To put that into perspective: Drawing three consecutive Scapeshift from that spot would happen once per 16,215 games on average—a likelihood similar to Matt Nass's quadruple Hollow One:

Magic is filled with unlikely situations, and this is one that both players will remember for a long time.

The Undefeated

After eight gruesome rounds in the 30 degrees heat in the halls of Grand Prix Prague 13 players stood undefeated. Among them names like (9) Javier Dominguez and (10) Grzegorz Kowalski and a player that when I ran into him yesterday I concluded couldn't look any more French, Louis-Samuel Deltour.


12 of the 13 undefeated players on Day One.

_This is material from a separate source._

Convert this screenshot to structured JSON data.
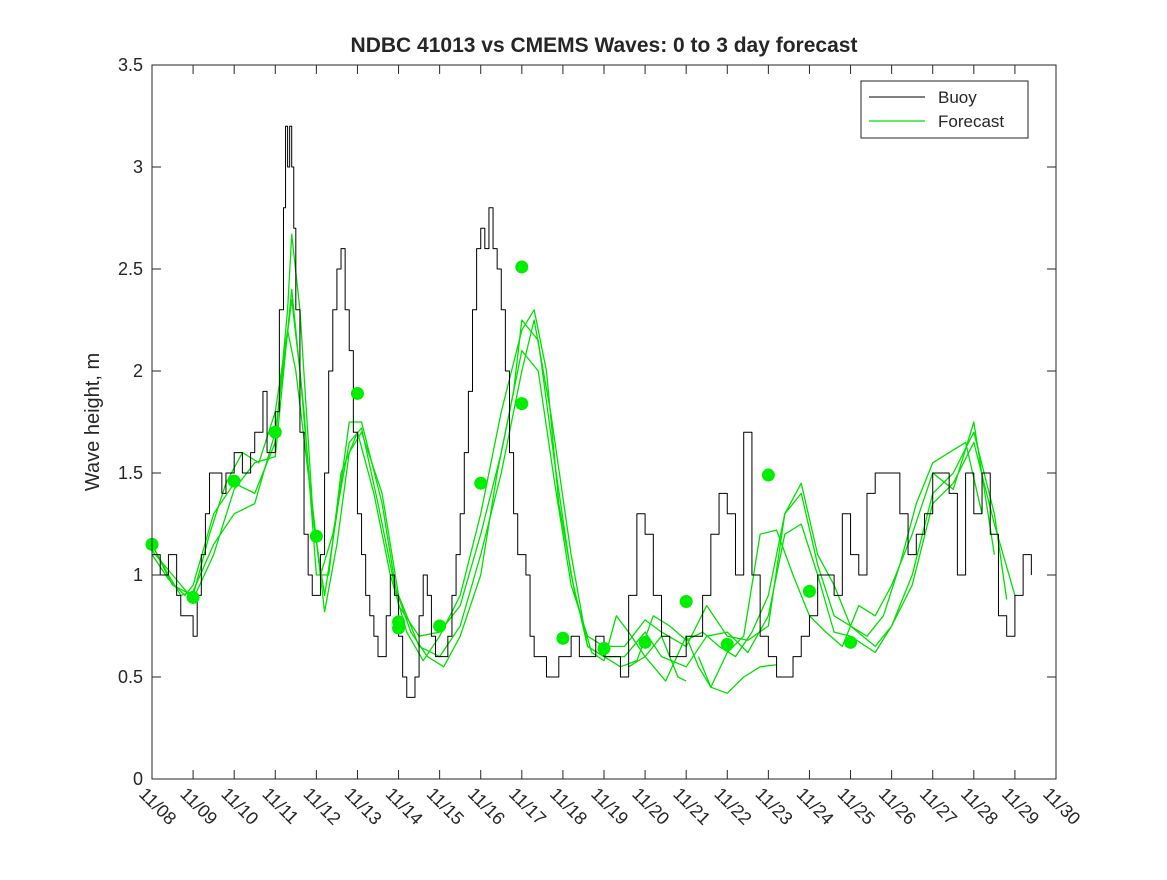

Without giving away too much info about who plays what deck, these were the 13 undefeated decks of Day One here in Prague:

  • Dredgevine
  • Naya Burn
  • Tron
  • U/R Blue Moon / Through the Breach
  • Blue-White Spirits
  • Blue-White Control
  • Blue-White Spirits
  • Bant Spirits
  • Blue-White Control
  • Hardened Scales Affinity
  • Jeskai Control
  • Naya Burn
  • Krark Clan Ironworks Combo

Oh, and before signing off. Is it just me that hear inner voices from the Star Trek species Ferengi every time I hear someone saying that they played against Humaaaaans in a Magic tournament? I sure hope I'm not the only one who has gotten this crazy obsession on my mind.